No caso da ADIn da vaquejada, a condição fática que determinou a precedência da regra
da proibição da crueldade os animais foi justamente da crueldade dispendida aos animais
explorados na vaquejada, de modo que esta condição integrou o pressuposto do suporte fático
de aplicação da regra disposta no art. 225, § 1º, VII da Constituição. Assim, o Supremo Tribunal
Federal “usa a técnica da ponderação para resolver conflitos específicos entre manifestações
culturais e proteção ao meio ambiente, predominando entendimento a favor de afastar práticas
de tratamento inadequado a animais, mesmo dentro de contextos culturais e esportivos” (STF,
2016, p. 3). Vejamos trecho do Acórdão:

Com efeito, tendo em vista o caráter das práticas analisadas até aqui por esta
Corte e a necessidade de se manter na maior extensão possível os interesses
albergados nas normas constitucionais em colisão, considero mais apropriado
assentar que do sopesamento entre elas decorre o seguinte enunciado de
preferência condicionada: manifestações culturais com características de
entretenimento que submetem animais a crueldade são incompatíveis com o
art. 225, § 1º, VII, da Constituição Federal, quando for impossível sua
regulamentação de modo suficiente para evitar práticas cruéis, sem que a
própria prática seja descaracterizada. (STF, 2016, p. 21-22)

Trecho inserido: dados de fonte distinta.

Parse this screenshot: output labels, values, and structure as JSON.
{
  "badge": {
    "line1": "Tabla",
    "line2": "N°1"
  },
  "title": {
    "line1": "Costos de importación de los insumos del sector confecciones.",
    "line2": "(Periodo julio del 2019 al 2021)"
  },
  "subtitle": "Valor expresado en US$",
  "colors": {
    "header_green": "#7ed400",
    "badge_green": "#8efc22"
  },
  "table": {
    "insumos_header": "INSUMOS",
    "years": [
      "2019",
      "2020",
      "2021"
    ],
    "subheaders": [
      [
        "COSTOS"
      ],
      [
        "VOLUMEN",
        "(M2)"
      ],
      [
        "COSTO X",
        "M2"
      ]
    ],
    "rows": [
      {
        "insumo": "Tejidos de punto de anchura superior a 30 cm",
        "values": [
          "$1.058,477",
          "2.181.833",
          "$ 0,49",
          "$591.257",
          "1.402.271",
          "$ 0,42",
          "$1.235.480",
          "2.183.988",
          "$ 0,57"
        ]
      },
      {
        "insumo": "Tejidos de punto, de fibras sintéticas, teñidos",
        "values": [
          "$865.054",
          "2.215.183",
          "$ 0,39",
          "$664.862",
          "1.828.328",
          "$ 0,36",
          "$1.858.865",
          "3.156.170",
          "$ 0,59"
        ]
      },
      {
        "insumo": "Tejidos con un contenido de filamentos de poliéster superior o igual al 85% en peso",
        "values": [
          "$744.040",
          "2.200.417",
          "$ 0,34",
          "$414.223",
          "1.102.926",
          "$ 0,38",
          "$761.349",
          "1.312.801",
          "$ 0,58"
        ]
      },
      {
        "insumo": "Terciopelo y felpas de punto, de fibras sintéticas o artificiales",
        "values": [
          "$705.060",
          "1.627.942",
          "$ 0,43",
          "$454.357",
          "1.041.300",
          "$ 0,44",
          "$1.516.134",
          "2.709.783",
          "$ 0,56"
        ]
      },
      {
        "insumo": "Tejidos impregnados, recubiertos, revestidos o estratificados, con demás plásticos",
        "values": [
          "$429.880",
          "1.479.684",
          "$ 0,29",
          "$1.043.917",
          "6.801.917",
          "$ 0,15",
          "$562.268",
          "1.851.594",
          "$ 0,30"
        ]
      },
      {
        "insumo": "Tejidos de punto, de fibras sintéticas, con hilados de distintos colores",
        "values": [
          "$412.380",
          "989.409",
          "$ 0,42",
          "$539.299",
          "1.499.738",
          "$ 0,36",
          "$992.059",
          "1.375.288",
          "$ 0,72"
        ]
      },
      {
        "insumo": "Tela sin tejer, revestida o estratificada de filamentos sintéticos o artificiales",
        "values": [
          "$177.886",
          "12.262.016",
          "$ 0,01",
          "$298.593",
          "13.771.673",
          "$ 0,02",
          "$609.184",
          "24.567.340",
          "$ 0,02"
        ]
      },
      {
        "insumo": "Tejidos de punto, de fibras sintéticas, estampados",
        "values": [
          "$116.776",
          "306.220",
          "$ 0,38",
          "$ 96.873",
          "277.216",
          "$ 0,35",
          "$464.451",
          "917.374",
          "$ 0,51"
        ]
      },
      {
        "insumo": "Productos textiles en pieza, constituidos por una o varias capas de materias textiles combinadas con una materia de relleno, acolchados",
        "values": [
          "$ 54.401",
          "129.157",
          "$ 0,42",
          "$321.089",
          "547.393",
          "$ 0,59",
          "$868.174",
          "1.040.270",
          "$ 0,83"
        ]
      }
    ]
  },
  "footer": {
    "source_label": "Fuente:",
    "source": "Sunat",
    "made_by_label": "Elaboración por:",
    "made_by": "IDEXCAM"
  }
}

Ainda, Alexy sustenta que o precedente condicionado passar a ser uma regra vinculante,
de modo que todas as vezes que houver, por exemplo, uma colisão entre a vedação ao princípio
da crueldade e normas sobre patrimônio cultural, os direitos fundamentais dos animais não-
humanos deve prevalecer sobre os direitos culturais, isto porque as condições fáticas e jurídicas
são as mesmas, de maneira a impedir que tenhamos decisões diferentes em casos idênticos,
gerando a vinculação do precedente, impondo que a sua superação exija um ônus argumentativo
forte para demonstrar que as condições fáticas e jurídicas são diversas.
Portanto, a teoria dos direitos fundamentais e a técnica da ponderação enseja a aplicação
do precedente ao caso dos rodeios, uma vez que a solução adotada pelo Supremo em casos cujas
condições fáticas e jurídicas foram as mesmas no caso dos rodeios foi “no sentido de
prevalência da norma constitucional de (...) imposição de limites jurídicos às manifestações
culturais” (STF, 2016, p. 4), uma vez “presente a crueldade dispensada aos animais” (idem).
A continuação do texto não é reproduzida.